Kolektif olarak ise her ne kadar bugünlerde evden çıkamıyor olsak bile karşılaşmalar yaratmanın olumlu olacağını düşünüyorum. Çünkü bir araya gelme, sabitliği kırabilir, karşılaşmalar ortaklaşabileceğimiz yanlar olduğunu gösterebilir. Böylece hayallerimizi kesiştiren noktaları bulabiliriz.

“Çektiğimiz bellek azabını birilerinin biçimleyip, resmi hizmete sunmasının önüne geçebileceğiz. Bu nedenle hiçliğe düşsek bile, ondan bile devşirebileceğimiz bir umut olduğunu anımsamalıyız.”

Tahayyül krizi demişken, feminist bir dünya hayalini, feminist tahayyülü siz nasıl tarif edersiniz?

Benim tahayyüllerim sürekli değişiyor aslında ama günümüzde iklim krizi, ekolojik sorunlar herkesin olduğu gibi feminizmlerin de ön sırada ele alması gereken sorunlar diye düşünüyorum.

Ki feminizmlerin çok uzundur bu meselelerle ilişkilendiğini bu konuda da feminist politikalar üzerinden tartışmalar yürütüldüğünü biliyoruz.

Bunun dışında farkları inkâr etmeden kurulacak ortaklıkların peşinde olmak, politikayı olabildiğince kapsayıcı bir şekilde düşünmek. Hâttâ Haraway düşüncesinden hareketle insan dışının da dâhil olduğu geniş bir perspektiften bakabilmek. Aslında kısaca özetlemem gerekirse üç kelimelik bir tahayyül: fark, ortaklık, direnme.

2020 yılının 8 Mart’ını geride bıraktık, uzun bir dönemdir, kadınlar dünyanın dört bir yanında eşitsizliğe, adaletsizliğe, şiddete, tacize, tecavüze, kadın cinayetlerine, kapitalizm ve siyasi rejimlerin patriyarkal beden ve emek politikalarına karşı direniyorlar. Kadınların isyanı güç biriktirerek ve kitleselleşerek genişliyor ve aynı zamanda enternasyonal bir mana da kazanıyor, hatta 4. dalga feminizm tanımlamaları yapılıyor. Bu 8 Mart’ta, başta Türkiye olmak üzere dünyanın dört yanında açığa çıkan 8 Mart fotoğrafını siz nasıl tanımlarsınız? Bu fotoğraf bize ne söylüyor, ne anlatıyor sizce?
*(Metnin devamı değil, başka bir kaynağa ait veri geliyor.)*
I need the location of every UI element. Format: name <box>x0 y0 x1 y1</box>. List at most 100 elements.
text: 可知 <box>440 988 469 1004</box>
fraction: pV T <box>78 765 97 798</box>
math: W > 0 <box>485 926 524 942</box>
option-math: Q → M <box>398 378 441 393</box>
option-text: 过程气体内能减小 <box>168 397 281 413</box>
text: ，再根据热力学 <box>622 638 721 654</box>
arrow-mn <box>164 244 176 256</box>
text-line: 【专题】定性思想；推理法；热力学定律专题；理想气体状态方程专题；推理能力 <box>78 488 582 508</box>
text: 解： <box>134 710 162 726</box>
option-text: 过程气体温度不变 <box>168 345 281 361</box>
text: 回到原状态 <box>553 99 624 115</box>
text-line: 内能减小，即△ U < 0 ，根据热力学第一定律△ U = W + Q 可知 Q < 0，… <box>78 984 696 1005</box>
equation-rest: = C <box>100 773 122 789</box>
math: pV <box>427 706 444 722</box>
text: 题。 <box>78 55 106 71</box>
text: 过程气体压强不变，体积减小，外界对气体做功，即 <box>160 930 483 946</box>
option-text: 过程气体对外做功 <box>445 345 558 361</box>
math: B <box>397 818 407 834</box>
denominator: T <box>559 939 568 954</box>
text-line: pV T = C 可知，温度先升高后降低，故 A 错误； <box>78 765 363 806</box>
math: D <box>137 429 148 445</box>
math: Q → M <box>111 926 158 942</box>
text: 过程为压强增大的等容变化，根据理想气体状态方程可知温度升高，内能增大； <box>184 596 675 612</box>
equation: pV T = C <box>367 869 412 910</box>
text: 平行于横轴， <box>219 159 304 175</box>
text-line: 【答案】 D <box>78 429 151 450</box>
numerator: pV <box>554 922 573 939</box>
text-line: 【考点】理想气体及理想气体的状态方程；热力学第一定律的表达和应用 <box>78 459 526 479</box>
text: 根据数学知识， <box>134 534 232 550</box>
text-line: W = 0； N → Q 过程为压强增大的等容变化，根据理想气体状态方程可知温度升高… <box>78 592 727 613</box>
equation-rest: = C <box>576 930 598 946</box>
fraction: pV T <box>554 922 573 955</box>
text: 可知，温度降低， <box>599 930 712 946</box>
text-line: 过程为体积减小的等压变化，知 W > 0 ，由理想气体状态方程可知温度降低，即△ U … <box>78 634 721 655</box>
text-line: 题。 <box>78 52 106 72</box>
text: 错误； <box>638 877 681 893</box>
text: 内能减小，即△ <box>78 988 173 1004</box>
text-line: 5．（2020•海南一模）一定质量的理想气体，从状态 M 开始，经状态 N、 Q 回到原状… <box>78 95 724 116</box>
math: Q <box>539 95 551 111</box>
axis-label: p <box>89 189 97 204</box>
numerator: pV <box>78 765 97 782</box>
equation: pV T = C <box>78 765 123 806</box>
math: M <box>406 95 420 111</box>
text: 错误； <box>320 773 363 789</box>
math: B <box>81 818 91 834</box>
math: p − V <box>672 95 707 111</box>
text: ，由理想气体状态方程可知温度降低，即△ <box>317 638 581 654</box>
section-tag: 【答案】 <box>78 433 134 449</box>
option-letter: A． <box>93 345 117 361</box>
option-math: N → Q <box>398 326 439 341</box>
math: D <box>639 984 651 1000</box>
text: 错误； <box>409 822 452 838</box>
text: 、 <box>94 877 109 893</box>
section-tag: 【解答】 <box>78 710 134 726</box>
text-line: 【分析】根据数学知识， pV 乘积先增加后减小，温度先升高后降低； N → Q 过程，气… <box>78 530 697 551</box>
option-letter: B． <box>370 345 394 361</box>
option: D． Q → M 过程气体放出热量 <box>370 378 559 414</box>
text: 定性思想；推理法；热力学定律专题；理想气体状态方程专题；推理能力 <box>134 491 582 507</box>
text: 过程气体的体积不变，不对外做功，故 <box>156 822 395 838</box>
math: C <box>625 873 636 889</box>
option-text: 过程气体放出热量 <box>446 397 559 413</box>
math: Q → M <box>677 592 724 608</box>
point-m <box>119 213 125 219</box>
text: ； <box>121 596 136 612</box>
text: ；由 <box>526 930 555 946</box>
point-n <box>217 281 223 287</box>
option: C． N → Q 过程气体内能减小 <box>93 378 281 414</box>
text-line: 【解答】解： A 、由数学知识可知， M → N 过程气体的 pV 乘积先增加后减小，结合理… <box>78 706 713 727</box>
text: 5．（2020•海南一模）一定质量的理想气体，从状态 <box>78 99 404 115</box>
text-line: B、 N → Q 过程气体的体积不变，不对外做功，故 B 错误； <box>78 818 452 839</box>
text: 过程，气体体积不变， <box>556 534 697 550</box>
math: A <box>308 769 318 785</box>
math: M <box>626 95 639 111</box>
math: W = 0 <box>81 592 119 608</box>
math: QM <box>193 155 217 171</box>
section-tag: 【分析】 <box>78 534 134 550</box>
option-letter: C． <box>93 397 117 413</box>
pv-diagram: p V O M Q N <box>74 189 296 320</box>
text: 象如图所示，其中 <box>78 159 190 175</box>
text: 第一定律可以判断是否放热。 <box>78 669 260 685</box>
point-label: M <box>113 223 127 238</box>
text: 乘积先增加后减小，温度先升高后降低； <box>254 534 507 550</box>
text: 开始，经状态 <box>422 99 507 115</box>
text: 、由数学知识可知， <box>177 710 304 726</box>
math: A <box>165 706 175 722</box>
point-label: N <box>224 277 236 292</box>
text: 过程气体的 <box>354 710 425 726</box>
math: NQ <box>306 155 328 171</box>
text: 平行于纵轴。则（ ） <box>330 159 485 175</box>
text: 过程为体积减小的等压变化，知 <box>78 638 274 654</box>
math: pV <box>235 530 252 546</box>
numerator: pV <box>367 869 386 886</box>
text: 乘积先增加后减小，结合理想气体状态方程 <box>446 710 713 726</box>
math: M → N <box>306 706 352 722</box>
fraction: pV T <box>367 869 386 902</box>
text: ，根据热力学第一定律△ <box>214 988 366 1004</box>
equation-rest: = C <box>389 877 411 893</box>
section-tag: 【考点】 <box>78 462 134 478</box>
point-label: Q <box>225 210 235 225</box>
Son yıllarda öncelikle kendi coğrafyamızda kimse inkâr edemez ki neredeyse direnen, OHAL’de bile sokakları dolduran tek kitle kadınlar.

Dünyada da öyle ki kadınların eylemlerinin en dikkat çeken yanlarından biri geniş bir alanda karşılık bulması.

En son Las Tesis danslı protestosunda da bunu gördük Şili’den başlayıp dünyaya yayıldı. Bu da aslında kadınların sesinin dünyanın tamamında karşılaşması ve direnmeyi ortaklaştırması anlamına geliyor. Mekân belirsizleşiyor, tıpkı Gezi’nin meşhur sloganı “her yer Taksim her yer direniş” derken çok farklı şehirlerde her yerin Taksimleşmesi gibi.

Bu da birbirimizi duymak, ses vermek, dayanışmak sesleri birbirine eklemek anlamına geliyor. Meksika’dan, Şili’ye, Şili’den Türkiye’ye ve başka yerlere yayılan direnişler, artık gerçekten de hiçbir şeyin aynı olamayacağının göstergesi gibi. Devlete, medyaya, toplumsal gözetime karşı başlayan ve süren bir isyan var çünkü. Kadına şiddetin ayyuka çıktığı, hâlâ eşit ücret talebinin bile konuşulabildiği bir dünyada, isyana gerek var. Ve bu isyanın çok daha etkili ve kapsamı daha da genişletilerek devam edeceği, fotoğrafta gördüğüm bu diyebilirim.